Lite Bite Foods Pvt. Ltd. vs. Airports Authority of India [MANU/MH/3423/2019]: Bombay High Court
A brief on the unilateral appointment of the sole arbitrator by a person who is party to the dispute.
26. In summary, the legal principles are these:
(a)
An officer or employee of one party cannot be
the arbitrator or, upon eligibility, the person empowered to appoint an
arbitrator. This is the TRF Ltd. category or rule.
(b)
Where the arbitration clause provides for
nomination by each side, and for the appointment of an umpire by the two
nominee arbitrators, of a person from a panel:
(i)
that panel cannot be hand-picked by one side;
and
(ii)
it must be broad-based and inclusive, not
narrowly tailored to persons from a particular category. The opponent and the
two nominee arbitrators must have the plenitude of choice. This is the rule in
Voestalpine Schienen. Conceivably, a broad-based panel commonly agreed in the
contract by both sides would serve the purpose.

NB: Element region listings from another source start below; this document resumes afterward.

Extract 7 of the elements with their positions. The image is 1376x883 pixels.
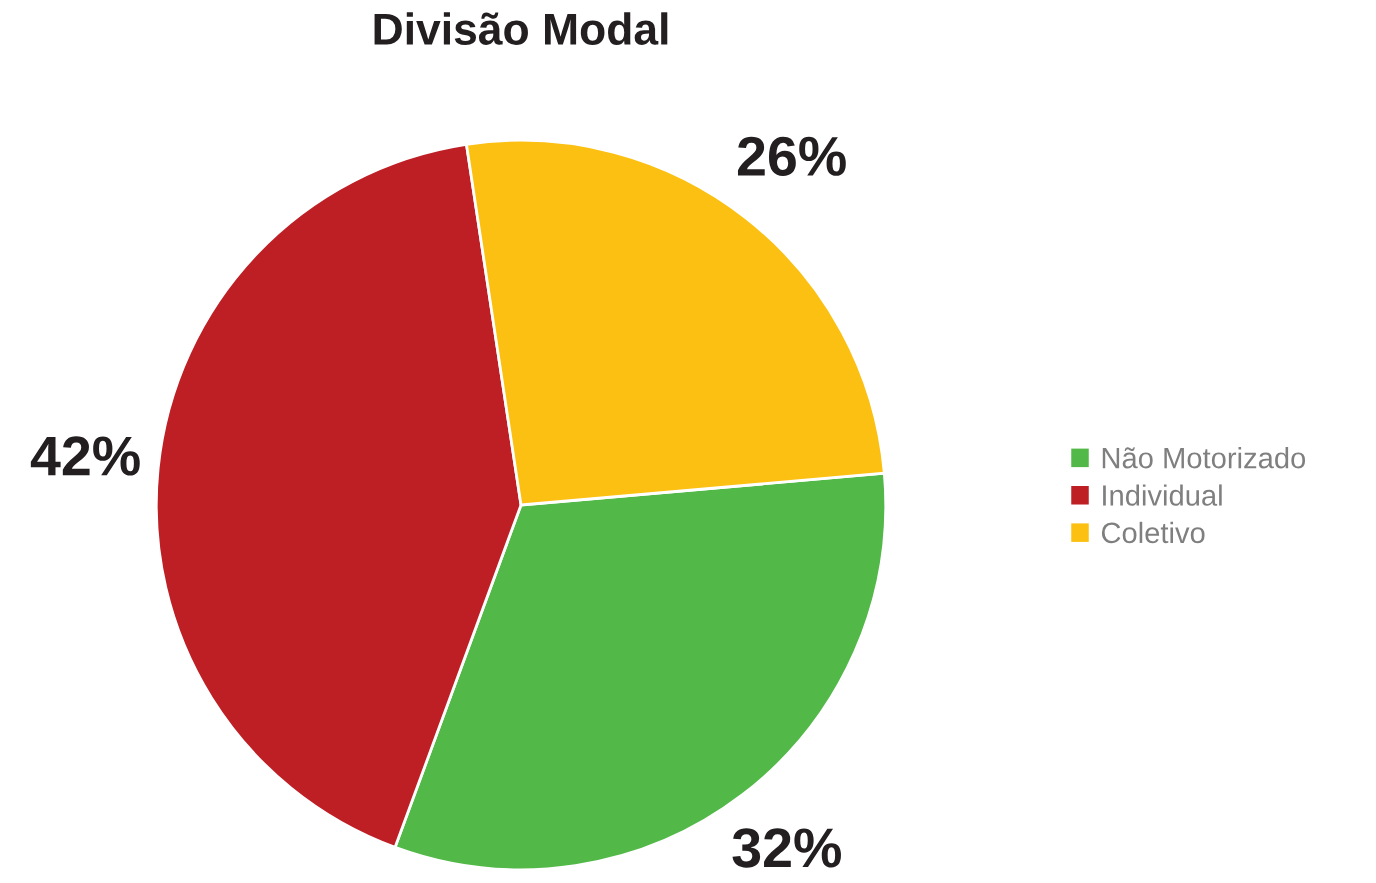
- legend-label: Coletivo: [1101, 521, 1205, 544]
- data-label: 32%: [732, 828, 841, 868]
- chart-title: Divisão Modal: [374, 12, 668, 45]
- legend-label: Não Motorizado: [1102, 447, 1306, 469]
- data-label: 26%: [737, 136, 846, 176]
- legend-label: Individual: [1103, 484, 1222, 506]
- data-label: 42%: [30, 436, 140, 476]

A clause that confers on one party’s employee the sole right
to appoint an arbitrator, though that employee is himself not to the
arbitrator, is also not valid, and this is a logical and inescapable extension
of the TRF Ltd. doctrine. It makes no difference whether this power is to be
exercised by choosing from a panel or otherwise. This is the rule in Eastman
Perkins. The guiding principle is neutrality, independence, fairness and
transparency even in the arbitral-forum selection process.